Inevitably when someone is building a house, they would of had to invest in those things any way, however at Long Island Homes, we don’t like people getting nasty surprises. When we are sitting with clients, one of the things that we do when we are asking questions, is that we talk about this part. The reason being is that land prices are moving up, we need to have money in our budgets to be able to successfully complete the houses. We don’t want to invest in the house, facade, finishes, etc. Then realise the client bought land on a 2 metre sloping block and we need a certain budget to be able to do all the site works that go with that. This might be retaining walls and other items. If a house has an easement at the back of it, where the council puts all their pipes through, and the house is built very close to that easement, we may have to do more reinforcement for the house.
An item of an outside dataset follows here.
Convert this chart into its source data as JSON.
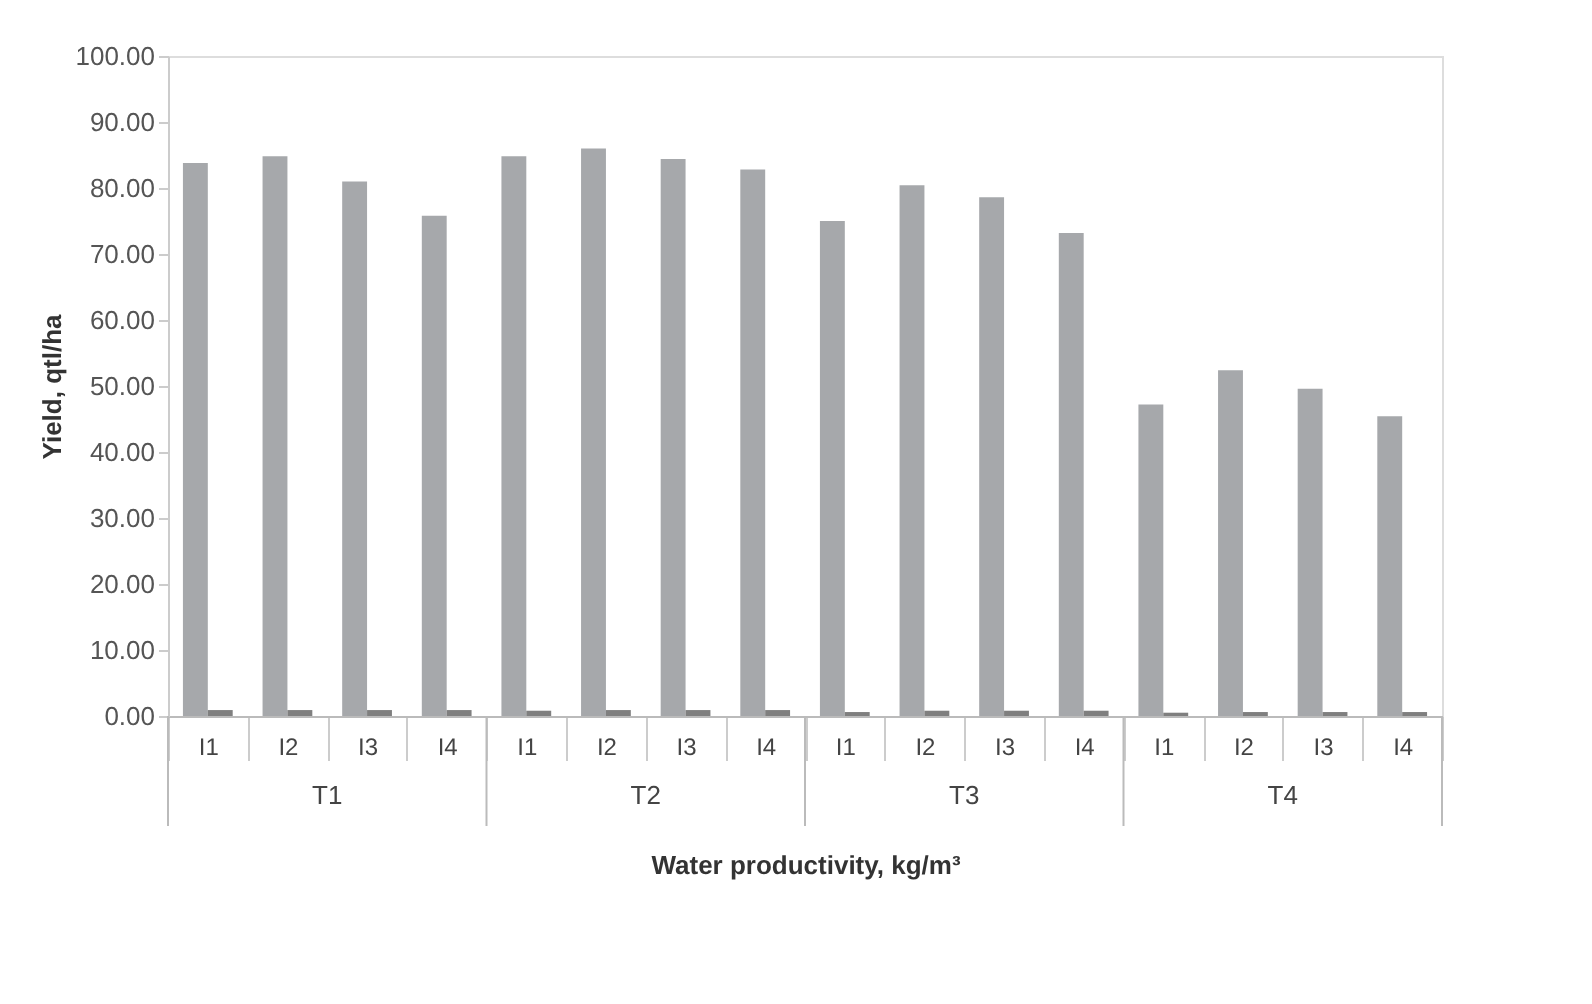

It is pretty important that the process of someone looking at a house, regardless of the house builder, that is a process that happens over a period of time. Then when someone engages with the builder to get involved in the building process, to choose their house, choose their finishes, have their interior design meeting. That is a process that can take 2 or 3 months, or now because land is titling with a year in some instances to wait, this process goes on for a long time. We don’t like to drip feed information out to clients. That that it becomes so invested in the process, by the time they get that information at the end, it’s a bit of a shock. We like to try give as much information as we can, be as consultative as we can, and it was one of the things that we try to pride ourselves on is being that expert coach in the marketplace.